Dabei war dieses Märchen bei Saskia Fauth zunächst gar nicht so beliebt. "Ich muss zugeben, ich dachte zuerst, nein, das geht nicht, alles weiß und kalt", sagt die Choreografin und lacht. Doch die Verantwortlichen entschieden sich doch für Elsa und Anna, kürzten die Sprechszenen aus dem Disney-Film auf das Minimum und setzten Akzente durch eigene Ideen und Ansätze. "So hat der Sommer bei uns eine große Bedeutung", sagt Fauth. Olaf (Christian Köhler) steht auf der Bühne unter einer Schneewolke, während um ihn herum der Sommer mit "Hula Hula girls, Eistüten und Urlaubern" einzieht. Drei Stunden gibt es auf der Bühne viel Abwechslung mit Elementen aus dem Ballett, Hip-Hop, Rock'n'Roll, Breakdance, Jazzdance und Showtanz. Elsa (Lara Jean Mika) und Anna (Shirin Dehghan) haben unzählige Auftritte in dem Stück. Seit Monaten leben sie in einer Märchenwelt, wie sie erzählen. "Wir steigen ins Auto, da läuft die Eiskönigin und an Weihnachten haben wir noch gar nicht gedacht", erzählt die 20-jährige Shirin, während ein Mädchen sie nach einem Autogramm fragt. Sie und die 24-jährige Lara spielen auf der Bühne zwei Schwestern. "Im wahren Leben sind wir beste Freundinnen", sagt Lara. Die Hauptdarsteller saßen bereits um sechs Uhr früh für Haare und Make-up in der Maske. Die einzelnen Szenen bieten jede Menge Abwechslung: ein klassischer Balletttanz auf Spitzenschuhen, gefolgt von schnellem Breakdance mit Hip-Hop-Elementen oder Rock'n'Roll in Petticoats und gepunkteten Kleidern mit roter Schleife im Haar.

"Die Liebe zum Detail ist Wahnsinn, da wurde auf jede Kleinigkeit geachtet", sagte eine Besucherin. Sie kommt seit vielen Jahren zu den Aufführungen: "Ich habe das Gefühl, dass sie jedes Jahr noch einen draufsetzen", sagt die Dülkenerin. Seit 40 Jahren zeigt Fauth im Winter ein Weihnachtsmärchen.

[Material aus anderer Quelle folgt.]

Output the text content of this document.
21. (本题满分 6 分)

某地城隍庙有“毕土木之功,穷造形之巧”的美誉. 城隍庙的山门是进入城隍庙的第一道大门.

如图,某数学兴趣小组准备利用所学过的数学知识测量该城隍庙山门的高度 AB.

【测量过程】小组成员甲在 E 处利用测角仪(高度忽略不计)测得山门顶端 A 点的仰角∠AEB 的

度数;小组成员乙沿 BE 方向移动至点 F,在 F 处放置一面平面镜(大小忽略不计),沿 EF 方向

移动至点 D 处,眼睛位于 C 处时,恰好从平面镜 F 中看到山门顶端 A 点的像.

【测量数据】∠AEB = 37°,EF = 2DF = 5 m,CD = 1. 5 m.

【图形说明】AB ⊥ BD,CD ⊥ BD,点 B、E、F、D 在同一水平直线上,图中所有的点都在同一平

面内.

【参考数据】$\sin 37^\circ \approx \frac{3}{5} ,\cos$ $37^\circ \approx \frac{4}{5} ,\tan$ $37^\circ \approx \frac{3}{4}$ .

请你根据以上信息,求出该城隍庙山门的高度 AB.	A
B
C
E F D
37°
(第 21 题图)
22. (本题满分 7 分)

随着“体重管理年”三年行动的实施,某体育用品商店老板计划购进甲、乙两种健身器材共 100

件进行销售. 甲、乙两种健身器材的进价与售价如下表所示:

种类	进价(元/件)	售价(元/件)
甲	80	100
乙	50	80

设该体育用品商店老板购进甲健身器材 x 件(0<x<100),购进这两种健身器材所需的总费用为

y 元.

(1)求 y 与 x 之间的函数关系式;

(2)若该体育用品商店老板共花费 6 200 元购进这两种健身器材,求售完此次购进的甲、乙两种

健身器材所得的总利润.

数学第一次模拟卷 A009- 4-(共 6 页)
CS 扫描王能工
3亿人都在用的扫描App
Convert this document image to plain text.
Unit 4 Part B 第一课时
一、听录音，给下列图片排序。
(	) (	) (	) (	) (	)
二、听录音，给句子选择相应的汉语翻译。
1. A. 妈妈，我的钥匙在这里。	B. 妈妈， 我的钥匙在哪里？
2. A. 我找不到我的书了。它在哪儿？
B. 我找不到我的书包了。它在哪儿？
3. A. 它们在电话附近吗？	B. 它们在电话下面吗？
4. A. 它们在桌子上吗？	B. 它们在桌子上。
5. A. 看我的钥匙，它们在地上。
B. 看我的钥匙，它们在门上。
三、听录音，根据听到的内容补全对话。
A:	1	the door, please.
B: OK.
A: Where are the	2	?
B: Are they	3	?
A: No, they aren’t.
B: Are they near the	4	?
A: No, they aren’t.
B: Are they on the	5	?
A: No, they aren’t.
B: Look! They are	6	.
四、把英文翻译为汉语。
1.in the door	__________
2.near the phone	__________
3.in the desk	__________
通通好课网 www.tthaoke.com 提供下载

Nach der rund dreistündigen Vorstellung will der Applaus nicht enden. Die Zuschauer erheben sich von ihren Sitzen, die Darsteller sind glücklich. Kristoff (Lukas Gendig) bekommt seine Anna, der Elch Sven (Fabian Merks) endlich seine Möhren, Hans (Oliver Stockschläger) wird des Königreichs verbannt und der Herzog von Pitzbühl (Simon Peeters) hat gezeigt, wie viel Kraft in so einem "alten Mann" beim Hip-Hop und Breakdance stecken kann.